Pada masa khalifah ‘Abd Al-Malik (685-705), ketidak memadainya mushaf ini
telah dimaklumi para sarjana muslim terkemuka saat itu dan pada karena itu
pula penyempurnaan mulai segera dilakukan.
c.
Pada Masa
Setelah Khulafa’ur Rasyidin.
Pada masa
ini, Al-Qur’an mulai dalam tahap penyempurnaan dalam penulisannya. Mushaf yang
ditulis pada masa ‘Utsman bin ‘Affan tidak memiliki harakat dan tanda titik
sehingga dapat dibaca dengan salah satu qira’at yang tujuh. Setelah banyak
orang non-Arab memeluk Islam, mereka merasa kesulitan membaca mushaf yang tidak
berharakat dan bertitik itu. Pada masa khalifah ‘Abd Al-Malik (685-705),
ketidak memadainya mushaf ini telah dimaklumi para sarjana muslim terkemuka
saat itu dan pada karena itu pula penyempurnaan mulai segera dilakukan.
Upaya
penyempurnaan itu tidak berlangsung sekaligus, tetapi bertahap dan dilakukan
oleh setiap generasi sampai abad III H (atau akhir abad IX M.).
3. Kapan
dan dimana diterima
Al
Qur’an diturunkan secara berangsur-angsur dalam masa 22 tahun 2 bulan 22 hari
atau 23 tahun, 13 tahun di Mekkah dan 10 tahun di Madinah. Al-Quran tidak
disusun secara kronologis. Lima ayat pertama diturunkan di gua Hira’ pada malam
17 Ramadan tahun pertama sebelum Hijriah atau pada malam Nuzulul Quran ketika
nabi Muhammad berusia 40-41 tahun, sekarang terletak di surat al-‘alaq (96):
1-5. Ayat terakhir yang diturunkan di
padang Arafah, ketika Nabi Muhammad berusia 63 tahun pada tanggal 9 Zulhijjah
tahun 10 Hijrah, kini terletak di surat al-maidah (5): 3.[4]
4. Bagaimana
Al-Quran itu diterima
Nabi
Muhammad s.a.w. dalam hal menerima wahyu mengalami bermacam-macam cara dan
keadaan. di antaranya[5]:
- Malaikat memasukkan wahyu itu ke dalam hatinya.
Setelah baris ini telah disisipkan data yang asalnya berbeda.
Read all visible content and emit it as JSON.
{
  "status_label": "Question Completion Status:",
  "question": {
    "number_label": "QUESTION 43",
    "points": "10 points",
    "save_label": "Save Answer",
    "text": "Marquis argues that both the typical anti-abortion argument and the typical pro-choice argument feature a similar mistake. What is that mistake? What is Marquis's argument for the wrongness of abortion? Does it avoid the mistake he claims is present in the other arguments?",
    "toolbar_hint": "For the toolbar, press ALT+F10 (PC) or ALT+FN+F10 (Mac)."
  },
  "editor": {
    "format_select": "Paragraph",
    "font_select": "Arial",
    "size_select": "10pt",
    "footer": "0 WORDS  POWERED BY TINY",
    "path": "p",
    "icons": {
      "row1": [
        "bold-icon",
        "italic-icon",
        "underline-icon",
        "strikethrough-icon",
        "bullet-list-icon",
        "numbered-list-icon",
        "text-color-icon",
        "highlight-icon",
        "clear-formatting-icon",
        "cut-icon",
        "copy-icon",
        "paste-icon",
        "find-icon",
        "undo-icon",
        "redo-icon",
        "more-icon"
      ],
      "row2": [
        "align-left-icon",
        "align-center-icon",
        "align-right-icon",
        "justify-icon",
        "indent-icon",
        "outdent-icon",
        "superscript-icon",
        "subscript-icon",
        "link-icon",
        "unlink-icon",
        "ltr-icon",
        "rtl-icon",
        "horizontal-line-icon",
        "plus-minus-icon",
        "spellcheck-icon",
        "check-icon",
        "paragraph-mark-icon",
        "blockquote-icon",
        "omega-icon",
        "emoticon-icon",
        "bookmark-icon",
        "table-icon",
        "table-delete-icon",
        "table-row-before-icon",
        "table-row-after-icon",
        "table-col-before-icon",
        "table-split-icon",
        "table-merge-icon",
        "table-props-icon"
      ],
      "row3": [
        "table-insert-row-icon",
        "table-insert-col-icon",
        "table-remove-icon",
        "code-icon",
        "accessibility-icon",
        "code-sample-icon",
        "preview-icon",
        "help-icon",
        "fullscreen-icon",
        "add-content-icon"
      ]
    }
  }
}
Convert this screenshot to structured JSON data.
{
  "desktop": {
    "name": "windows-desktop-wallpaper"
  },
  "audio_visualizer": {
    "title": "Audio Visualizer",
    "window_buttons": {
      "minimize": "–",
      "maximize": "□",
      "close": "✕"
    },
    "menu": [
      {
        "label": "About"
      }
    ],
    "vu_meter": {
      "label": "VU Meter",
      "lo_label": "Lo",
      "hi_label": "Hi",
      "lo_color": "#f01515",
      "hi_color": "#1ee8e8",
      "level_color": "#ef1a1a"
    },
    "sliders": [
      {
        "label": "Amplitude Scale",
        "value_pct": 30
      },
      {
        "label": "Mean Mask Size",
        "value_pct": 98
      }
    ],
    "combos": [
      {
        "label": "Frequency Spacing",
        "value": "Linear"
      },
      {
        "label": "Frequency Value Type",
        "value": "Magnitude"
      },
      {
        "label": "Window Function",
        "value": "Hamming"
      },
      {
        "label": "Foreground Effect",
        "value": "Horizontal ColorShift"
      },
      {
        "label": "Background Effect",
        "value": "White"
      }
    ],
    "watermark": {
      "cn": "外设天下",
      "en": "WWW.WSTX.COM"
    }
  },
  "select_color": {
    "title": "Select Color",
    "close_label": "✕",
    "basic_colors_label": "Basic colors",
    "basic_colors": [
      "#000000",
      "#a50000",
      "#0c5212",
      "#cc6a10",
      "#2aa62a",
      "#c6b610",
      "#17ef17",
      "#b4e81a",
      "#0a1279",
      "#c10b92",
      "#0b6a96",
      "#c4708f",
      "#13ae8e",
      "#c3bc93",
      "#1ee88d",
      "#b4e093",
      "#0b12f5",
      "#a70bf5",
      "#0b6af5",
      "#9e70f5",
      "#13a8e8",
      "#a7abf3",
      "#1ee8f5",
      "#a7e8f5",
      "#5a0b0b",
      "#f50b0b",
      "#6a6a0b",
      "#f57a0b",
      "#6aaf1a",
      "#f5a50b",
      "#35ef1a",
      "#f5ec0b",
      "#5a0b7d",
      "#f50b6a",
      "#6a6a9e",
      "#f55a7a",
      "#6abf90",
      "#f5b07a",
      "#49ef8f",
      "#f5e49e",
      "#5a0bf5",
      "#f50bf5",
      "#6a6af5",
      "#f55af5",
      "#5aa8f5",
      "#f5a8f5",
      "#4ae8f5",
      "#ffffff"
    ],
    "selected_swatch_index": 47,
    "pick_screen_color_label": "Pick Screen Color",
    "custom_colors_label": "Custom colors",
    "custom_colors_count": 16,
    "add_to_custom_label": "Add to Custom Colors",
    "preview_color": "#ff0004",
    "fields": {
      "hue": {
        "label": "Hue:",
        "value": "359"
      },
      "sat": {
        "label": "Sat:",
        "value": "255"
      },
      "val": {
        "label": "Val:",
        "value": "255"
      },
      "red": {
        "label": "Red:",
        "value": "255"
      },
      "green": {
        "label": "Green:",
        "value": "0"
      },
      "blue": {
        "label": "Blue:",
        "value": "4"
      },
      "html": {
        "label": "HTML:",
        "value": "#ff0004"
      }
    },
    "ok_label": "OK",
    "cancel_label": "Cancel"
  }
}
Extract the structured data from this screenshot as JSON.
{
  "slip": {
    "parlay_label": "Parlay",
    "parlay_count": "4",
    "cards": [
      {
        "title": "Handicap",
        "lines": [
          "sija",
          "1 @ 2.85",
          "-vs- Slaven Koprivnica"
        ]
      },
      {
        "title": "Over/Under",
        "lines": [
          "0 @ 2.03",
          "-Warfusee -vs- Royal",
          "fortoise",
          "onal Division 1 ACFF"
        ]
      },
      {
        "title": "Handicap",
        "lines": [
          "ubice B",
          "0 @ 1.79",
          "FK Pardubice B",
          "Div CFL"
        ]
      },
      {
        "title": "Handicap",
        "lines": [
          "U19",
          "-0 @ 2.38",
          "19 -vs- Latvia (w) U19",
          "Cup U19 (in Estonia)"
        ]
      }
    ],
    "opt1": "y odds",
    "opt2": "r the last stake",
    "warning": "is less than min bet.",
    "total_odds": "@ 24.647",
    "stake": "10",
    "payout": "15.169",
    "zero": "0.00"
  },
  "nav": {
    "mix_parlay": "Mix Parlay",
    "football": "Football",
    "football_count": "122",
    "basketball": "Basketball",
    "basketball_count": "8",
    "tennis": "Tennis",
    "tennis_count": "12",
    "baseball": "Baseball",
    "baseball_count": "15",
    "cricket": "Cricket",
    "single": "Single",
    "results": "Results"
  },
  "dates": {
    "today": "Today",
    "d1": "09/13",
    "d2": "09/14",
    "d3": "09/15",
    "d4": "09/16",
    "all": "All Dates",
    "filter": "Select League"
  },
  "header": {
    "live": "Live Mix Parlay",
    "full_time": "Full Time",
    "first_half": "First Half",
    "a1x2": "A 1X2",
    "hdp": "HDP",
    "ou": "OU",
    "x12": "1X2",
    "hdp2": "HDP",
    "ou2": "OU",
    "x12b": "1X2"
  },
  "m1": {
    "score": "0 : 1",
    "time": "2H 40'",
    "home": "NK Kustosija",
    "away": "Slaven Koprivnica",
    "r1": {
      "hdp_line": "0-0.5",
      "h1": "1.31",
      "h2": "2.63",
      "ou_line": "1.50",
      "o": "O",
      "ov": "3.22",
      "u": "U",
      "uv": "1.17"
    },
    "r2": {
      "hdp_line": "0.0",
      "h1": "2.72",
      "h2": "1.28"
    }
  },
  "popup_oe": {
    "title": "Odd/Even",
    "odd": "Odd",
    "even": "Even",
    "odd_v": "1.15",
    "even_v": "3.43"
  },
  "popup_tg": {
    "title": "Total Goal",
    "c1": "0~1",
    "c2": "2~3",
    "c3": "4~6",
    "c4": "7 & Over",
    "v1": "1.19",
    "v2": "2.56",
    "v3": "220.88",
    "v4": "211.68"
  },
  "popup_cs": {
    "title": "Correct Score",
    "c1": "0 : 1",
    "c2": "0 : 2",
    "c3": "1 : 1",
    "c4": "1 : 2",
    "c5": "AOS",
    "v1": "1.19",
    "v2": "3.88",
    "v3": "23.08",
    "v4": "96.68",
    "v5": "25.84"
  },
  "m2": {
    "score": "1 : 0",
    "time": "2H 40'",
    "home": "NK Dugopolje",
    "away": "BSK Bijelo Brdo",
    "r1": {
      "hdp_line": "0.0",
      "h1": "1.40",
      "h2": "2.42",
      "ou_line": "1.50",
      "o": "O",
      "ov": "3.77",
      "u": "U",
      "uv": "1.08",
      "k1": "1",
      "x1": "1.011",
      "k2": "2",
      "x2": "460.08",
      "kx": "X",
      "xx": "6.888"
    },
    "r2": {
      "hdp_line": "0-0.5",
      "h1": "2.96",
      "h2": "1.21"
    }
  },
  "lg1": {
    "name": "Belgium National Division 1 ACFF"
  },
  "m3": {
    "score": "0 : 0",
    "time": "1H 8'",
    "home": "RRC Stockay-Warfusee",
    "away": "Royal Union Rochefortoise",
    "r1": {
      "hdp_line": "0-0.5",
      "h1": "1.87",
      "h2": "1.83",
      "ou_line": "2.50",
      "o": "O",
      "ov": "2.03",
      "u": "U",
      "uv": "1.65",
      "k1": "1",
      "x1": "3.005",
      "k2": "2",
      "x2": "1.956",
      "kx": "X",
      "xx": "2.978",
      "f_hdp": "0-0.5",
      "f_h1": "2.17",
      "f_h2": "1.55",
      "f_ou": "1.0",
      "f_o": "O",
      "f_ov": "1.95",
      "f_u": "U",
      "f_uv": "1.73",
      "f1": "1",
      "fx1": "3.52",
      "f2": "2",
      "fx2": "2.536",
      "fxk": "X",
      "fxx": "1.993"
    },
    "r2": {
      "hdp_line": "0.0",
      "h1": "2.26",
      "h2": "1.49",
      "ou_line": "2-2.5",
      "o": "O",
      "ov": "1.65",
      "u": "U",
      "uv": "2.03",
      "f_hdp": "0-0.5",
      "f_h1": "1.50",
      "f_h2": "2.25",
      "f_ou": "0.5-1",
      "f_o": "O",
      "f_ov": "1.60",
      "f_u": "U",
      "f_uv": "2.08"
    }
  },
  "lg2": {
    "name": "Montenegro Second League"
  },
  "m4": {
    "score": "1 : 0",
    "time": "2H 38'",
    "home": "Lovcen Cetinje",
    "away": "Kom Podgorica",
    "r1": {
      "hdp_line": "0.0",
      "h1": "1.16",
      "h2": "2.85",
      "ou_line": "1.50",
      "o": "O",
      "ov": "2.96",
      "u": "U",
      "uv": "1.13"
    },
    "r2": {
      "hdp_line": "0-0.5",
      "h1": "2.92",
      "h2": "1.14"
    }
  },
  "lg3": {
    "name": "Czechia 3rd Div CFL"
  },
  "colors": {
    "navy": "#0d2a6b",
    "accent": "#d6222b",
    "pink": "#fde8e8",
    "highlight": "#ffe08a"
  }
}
Dalam hal ini Nabi s.a.w. tidak melihat sesuatu apapun, hanya beliau
merasa bahwa itu sudah berada saja dalam kalbunya. Mengenai hal ini Nabi
mengatakan: “Ruhul qudus mewahyukan ke dalam kalbuku”,
- Malaikat menampakkan dirinya kepada Nabi
berupa seorang laki-laki yang mengucapkan kata-kata kepadanya sehingga
beliau mengetahui dan hafal benar akan kata-kata itu.
- Wahyu datang kepadanya seperti gemerincingnya
loceng. Cara inilah yang amat berat dirasakan oleh Nabi. Kadang-kadang
pada keningnya berpancaran keringat, meskipun turunnya wahyu itu di musim
dingin yang sangat. Kadang-kadang unta beliau terpaksa berhenti dan duduk
karena merasa amat berat, bila wahyu itu turun ketika beliau sedang
mengendarai unta. Diriwayatkan oleh Zaid bin Tsabit: “Aku adalah penulis
wahyu yang diturunkan kepada Rasulullah. Aku lihat Rasulullah ketika
turunnya wahyu itu seakan-akan diserang oleh demam yang keras dan
keringatnya bercucuran seperti permata. Kemudian setelah selesai turunnya
wahyu, barulah beliau kembali seperti biasa”.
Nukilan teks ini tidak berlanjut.